Written By: - Date published: 7:13 pm, March 31st, 2014 - 24 comments
Categories: polls - Tags:

polity_square_for_lynnThe original of this post is here

The TV1 and TV3 polls yesterday show roughly the same situation, which also mirrors Polity’s poll of polls.

National retains a smallish polling lead over the left bloc of around four points. But Winston Peters and New Zealand First are starting their surge toward the 5% threshold. If they cross that threshold it would complicate the post-election picture enormously.

One added element to account for, though, is the increasing evidence of a modest mismatch between poll-based estimates of popularity and actual popularity in elections. Gavin White from UMR showed a few weeks ago that there are some important patterns of apparent bias in the polls. Specifically, the final polls before our MMP elections have tended, on average, to poll:

  • National: 2.4% too high
  • Labour: 0.5% too low
  • Greens: 1.5% too high
  • NZ First: 1.1% too low.

If we apply those possible biases to the latest Poll of Polls, we get a projected election result that looks something like this:

  • National: 45.4%
  • Labour: 32.1%
  • Greens: 10.3%
  • NZ First: 5.6%

Still a small bloc-level advantage to National, but close. And post-election it would be all down to Winston.

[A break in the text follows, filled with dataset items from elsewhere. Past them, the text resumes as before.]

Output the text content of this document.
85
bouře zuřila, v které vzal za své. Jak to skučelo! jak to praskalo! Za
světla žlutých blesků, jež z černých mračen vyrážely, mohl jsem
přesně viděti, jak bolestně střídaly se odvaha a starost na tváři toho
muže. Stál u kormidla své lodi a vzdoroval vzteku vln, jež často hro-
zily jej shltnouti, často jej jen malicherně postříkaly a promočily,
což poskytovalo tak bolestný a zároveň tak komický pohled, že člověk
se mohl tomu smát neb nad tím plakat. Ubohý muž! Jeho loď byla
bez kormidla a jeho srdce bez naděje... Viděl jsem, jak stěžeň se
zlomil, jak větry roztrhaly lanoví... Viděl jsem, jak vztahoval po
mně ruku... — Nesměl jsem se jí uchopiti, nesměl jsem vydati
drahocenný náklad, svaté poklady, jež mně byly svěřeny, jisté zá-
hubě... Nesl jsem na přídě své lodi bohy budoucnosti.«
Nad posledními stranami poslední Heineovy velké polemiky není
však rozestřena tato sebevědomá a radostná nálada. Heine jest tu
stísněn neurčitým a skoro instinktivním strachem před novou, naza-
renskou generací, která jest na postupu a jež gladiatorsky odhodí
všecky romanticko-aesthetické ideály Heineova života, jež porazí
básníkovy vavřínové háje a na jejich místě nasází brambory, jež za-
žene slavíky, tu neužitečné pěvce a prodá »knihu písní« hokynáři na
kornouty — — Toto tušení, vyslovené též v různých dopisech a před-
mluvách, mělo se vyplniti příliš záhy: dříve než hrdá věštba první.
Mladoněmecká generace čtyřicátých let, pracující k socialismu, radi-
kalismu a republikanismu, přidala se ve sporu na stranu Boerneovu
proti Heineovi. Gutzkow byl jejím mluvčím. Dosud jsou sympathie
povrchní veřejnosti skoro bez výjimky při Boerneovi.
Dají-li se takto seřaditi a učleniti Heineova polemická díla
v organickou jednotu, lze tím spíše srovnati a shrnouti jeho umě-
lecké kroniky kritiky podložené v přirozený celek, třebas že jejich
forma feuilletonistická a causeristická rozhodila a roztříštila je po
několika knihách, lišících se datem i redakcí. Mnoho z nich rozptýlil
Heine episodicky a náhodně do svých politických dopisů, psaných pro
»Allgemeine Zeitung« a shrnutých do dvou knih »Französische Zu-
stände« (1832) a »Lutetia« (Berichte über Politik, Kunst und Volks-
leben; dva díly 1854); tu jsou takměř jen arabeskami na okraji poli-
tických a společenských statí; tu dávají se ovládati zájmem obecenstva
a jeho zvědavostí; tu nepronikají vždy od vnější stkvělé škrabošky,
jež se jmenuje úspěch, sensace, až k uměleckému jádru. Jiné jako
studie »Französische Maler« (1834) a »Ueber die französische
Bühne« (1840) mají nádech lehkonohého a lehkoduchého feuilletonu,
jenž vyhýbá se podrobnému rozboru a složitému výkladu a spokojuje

24 comments on “Polity: The new TV polls”

  1. JK 1

    What will the internet party do to the polls ? ? ?

  2. Grantoc 2

    Either nothing

    Or

    split and confuse the left leaning voting bloc. It’ll have no impact on the right bloc, except perhaps to consolidate its small lead.

    • Tautoko Viper 2.1

      The internet party will pull in many younger non-voters from last time and first time voters. This will probably make little difference to Labour but could affect the young green vote. More young people will become aware of the issues through the IP. Traditional MSM is irrelevant to most young people even if the Right think they have it all sewn up. Ask a young person who John Armstrong, Tracey Watkins or Fran O’Sullivan are?

    • One Anonymous Bloke 2.2

      Or (your blind spot is showing),

      Motivate some of the 800,000 non voters to vote.

      • lurgee 2.2.1

        I’m guessing if the ‘missing 800,000’ couldn’t be bothered showing up in 2008 or 2011, with asset sales, National Standards and all the rest of National’s unpleasant agenda to vote against, the Internet Party is not going to get them very excited.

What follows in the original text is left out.